Urine dribbling as well as difficulty in urinating and defecating are also clinical signs of EHM.

Isolation and Quarantine Procedures to Prevent the Spread of EHV-1

Isolation of Sick Horses

Horses exhibiting sudden and severe neurological signs consistent with a diagnosis of EHV-1 pose a threat to the surrounding population of horses. Consequently, early intervention to prevent the spread of infection is critical.

If your horse develops fever, respiratory signs (including nasal discharge or cough) and neurological signs (incoordination, weakness, difficulty standing, lethargy, difficulty controlling urination or defecation), immediately notify your veterinarian and do not move other horses in the immediate area. Alert anyone with a horse in the adjacent area to stop all movement of horses in and out of the facility until a diagnosis is confirmed by PCR testing. If horses are exposed and then travel to a new stable or show, the infection may spread to other horses at that new location.

To prevent an infected horse from having further contact with other horses, an individual horse exhibiting any of the clinical signs described above should be removed immediately from the area of other horses and placed in a separate enclosure designated for infectious disease isolation. Anyone handling infected horses should not be in contact with other horses until thoroughly washing their hands and changing clothes and footware. The isolation stall or enclosure should be located well away from high-traffic areas associated with other stables or training areas.

Animal caregivers should take precautionary measures to ensure that they do not transmit disease to other horses through contaminated hands, clothing, footware, equipment, feeders, waterers or tack. It is essential that the isolation facility have supervised oversight by an individual trained in disease control and quarantine procedures to avoid the possibility of contamination.

EHV-1 in infective amounts does not persist in the environment for a long time, but disinfection of premises, stalls, floats and truckss and other equipment or facilities is important. If you handle a horse with EHV-1 and don’t wash hands or change clothing, you may spread the infection to other horses.
A solution of 1 part chlorine bleach to 10 parts water is effective for decontaminating equipment and environment, provided that organic material has first been removed by thorough cleaning with disinfectant and water (bleach is not effective as a disinfectant when organic material is present). Other commercial preparations for disinfection are available through your veterinarian.

Segregation of Exposed Horses

Horses known to have had intimate contact with the diag- nosed clinical case of EHV-1 should be maintained in their existing stables and segregated from other horses during exercise periods until the sick horse has been confirmed to have EHV-1 by PCR testing.

Quarantine Procedures

Once EHV-1 infection has been confirmed, appropriate focal quarantine measures to restrict the movement of all potentially exposed horses will be necessary to prevent the spread of disease to other locations.

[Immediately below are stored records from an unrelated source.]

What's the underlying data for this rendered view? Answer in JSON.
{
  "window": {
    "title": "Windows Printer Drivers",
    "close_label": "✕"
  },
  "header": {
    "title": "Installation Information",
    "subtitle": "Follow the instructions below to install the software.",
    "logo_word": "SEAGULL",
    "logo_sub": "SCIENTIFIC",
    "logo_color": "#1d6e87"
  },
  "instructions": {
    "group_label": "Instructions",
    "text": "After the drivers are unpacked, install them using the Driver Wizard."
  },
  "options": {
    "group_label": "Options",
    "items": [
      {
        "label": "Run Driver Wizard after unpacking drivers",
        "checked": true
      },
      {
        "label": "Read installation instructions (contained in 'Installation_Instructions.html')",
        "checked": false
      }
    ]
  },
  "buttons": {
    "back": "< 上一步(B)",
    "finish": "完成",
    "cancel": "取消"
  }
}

These procedures may begin with initial restrictions such as the quarantine of horses in the immediate area of exposure (i.e., a single stable or other unit of housing) within a horse facility. Horses in the immediate contact area of the clinically affected horse(s) should have their temperatures taken twice daily and if a fever develops be tested for EHV- 1, as should any other horse that exhibits fever or other clinical signs consistent with EHV-1 infection. Because stress may play a role in eliciting the onset of clinical signs, horses stabled in areas of known exposure should not be subjected to strenuous physical exercise or long-distance transport until their health status can be determined.

Expanding the Quarantine Area

If new clinically ill or EHV-1 positive horses are identified in other locations within the equine facility, an additional focal quarantine of exposed horses should be instituted at that location. The area under quarantine may be expanded to include other affected stables.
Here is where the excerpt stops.